Kinetic Theory - Answers to Q.
Ideal Gas Law
The equation of state for an ideal gas can be expressed as:
pV = nRT
where:
p = pressure
V = volume
n = number of moles
R = molar gas constant
This can also be represented as:
pV = NkT
where:
N = number of gas molecules
k = Boltzmann constant
Assumptions of Kinetic Theory of Gases
Gas molecules are in constant random motion
Collisions between gas molecules and container walls are perfectly elastic
The volume of the gas molecules is negligible compared to the volume of the container
There are no intermolecular forces between the gas molecules
The average kinetic energy of gas molecules is directly proportional to the temperature of the gas in Kelvin
Molecular Movement and Pressure
Molecular movement contributes to gas pressure as described by:
p = (1/3) ρc²
p = (1/3) (N/V) mc²
where:
ρ = density
c = average speed of molecules
m = mass of a molecule
Avogadro Constant
The Avogadro constant (Nᗩ) is defined as the number of constituent particles (molecules, atoms) in one mole of a substance, approximately equal to 6.022 x 10²³.

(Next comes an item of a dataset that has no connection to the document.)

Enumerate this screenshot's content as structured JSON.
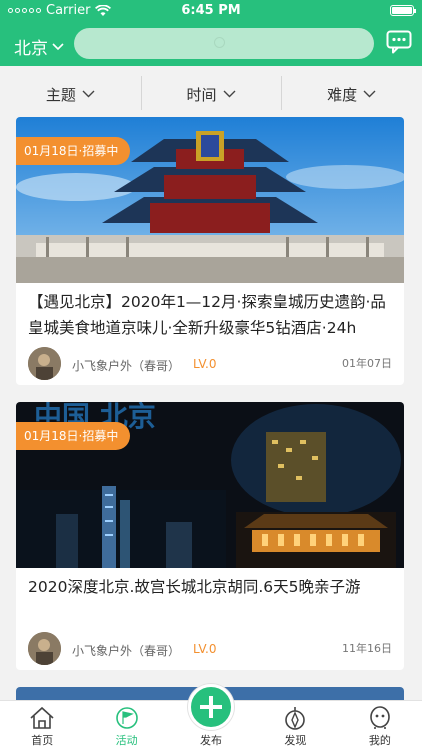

It relates to the mole by establishing that one mole of any substance contains Nᗩ particles.
Molar Mass and Moles
The relationship between molar mass (M) and relative molecular mass (Mᵣ) is given by:
M/kg = Mᵣ/1000
This implies molar mass in kilograms per mole given the relative molecular mass.
The number of moles (n) can be calculated from total mass (m) and molar mass (M):
n = m/M.
Combined Kinetic Energy Equations
To demonstrate the total translational kinetic energy of a mole of a monatomic gas:
Combine:
pV = (1/3) Nmc²
with
pV = nRT
This leads to the conclusion that:
The total kinetic energy is given by:
Total KE = (3/2) nRT
The mean kinetic energy of a molecule is given by:
Mean KE = (3/2) kT
where k = R/Nᗩ is the Boltzmann constant.
Temperature (T) is directly related to the mean kinetic energy of the molecules.